釣り始めてから、二時間は経ったのだろうか。糸はまだ、ピンと底まで張っている。
「ねぇ・・・源ちゃん?」
「ん・・・あ?」
「東京湾の魚って、絶滅したの?」
「はっ?そ、そんな訳ねぇだろっ。」
「じゃぁ、なんで釣れないのよっ。」
「お、俺が知るかよっ。ヨーコの腕が悪いんじゃないのか?」
「はぁ?私は源ちゃん言うようにやってるけど?」
「じゃぁなんで・・・あ、やっぱり・・・アレか?」
棟梁が作った、猫の毛で作った疑似餌。
「ふふっ、やっぱり猫の匂いがするから魚が寄ってこないのよ。」
「そんな訳・・・あぁ~んっ、もうやめだっ。帰るぞヨーコぉ。」
「ふふ、そうね。棟梁にしっかり報告してやりましょ。」
結果的には坊主に終わった今回の釣行。
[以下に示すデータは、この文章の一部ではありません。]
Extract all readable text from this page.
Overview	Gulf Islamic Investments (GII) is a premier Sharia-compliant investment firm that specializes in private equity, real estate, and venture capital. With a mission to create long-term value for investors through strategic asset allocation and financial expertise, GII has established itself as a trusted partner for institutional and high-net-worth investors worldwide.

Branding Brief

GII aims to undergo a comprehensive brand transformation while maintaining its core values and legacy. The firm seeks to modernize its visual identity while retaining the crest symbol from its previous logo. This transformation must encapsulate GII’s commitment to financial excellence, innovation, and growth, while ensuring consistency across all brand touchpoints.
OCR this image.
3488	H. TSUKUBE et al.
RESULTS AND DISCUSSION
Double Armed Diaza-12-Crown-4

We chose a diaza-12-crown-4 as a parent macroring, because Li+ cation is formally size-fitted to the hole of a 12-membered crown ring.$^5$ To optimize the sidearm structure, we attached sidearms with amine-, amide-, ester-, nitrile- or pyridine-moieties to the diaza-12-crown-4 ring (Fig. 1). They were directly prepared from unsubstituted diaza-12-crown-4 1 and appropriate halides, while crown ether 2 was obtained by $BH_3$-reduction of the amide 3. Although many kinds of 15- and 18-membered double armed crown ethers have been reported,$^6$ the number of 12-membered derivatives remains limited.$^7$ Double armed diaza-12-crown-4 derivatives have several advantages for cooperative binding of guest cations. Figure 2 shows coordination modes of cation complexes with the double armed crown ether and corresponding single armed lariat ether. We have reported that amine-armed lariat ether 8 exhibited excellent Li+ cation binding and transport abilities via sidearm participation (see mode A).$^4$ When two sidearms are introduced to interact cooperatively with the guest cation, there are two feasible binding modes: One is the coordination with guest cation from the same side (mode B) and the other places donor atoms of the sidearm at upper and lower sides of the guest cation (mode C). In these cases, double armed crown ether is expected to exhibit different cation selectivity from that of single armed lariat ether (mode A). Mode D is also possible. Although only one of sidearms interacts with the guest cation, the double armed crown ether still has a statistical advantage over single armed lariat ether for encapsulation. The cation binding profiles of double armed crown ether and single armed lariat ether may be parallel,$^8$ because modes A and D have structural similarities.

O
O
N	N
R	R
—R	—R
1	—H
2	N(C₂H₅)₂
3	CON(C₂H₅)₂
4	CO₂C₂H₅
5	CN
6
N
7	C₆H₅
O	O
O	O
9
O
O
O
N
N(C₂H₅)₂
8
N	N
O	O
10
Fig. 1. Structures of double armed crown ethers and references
別の意味での収穫はあったから、個人的には「ドロー」といったとこかしら。
「ええっ?まったくかいっ?」
驚きを隠せない棟梁。
「あぁ、まったくピクリともしねぇの。ヨーコのヤツしまいには『東京湾の魚は絶滅したのか?』なんて言い出すし・・・。」
「ホントよ。何の反応もないんだもん。」
「え~、本当に・・・?」
にわかには信じがたいという表情。
「え・・・あぁ、じゃぁ分かった。今度それ持って川釣りに行こう。なぁ、そうすりゃ・・・。」
「イヤよ。なんでわざわざ山まで行って釣りしなきゃいけないのよ。ねぇ、目の前で出来るのに。」
「ははっ、まったくだ。」
「いやぁ、そう言わねぇでさぁ。一回だけ・・・。」
「イヤよっ。」
「ん~・・・もう、つれねぇなぁ。」
「あ、なに棟梁。ダジャレ?」
「あ・・・そ、そんなんじゃ・・・。」
そんな訳で、猫の毛の疑似餌はこの日以来オブジェと化したのでした。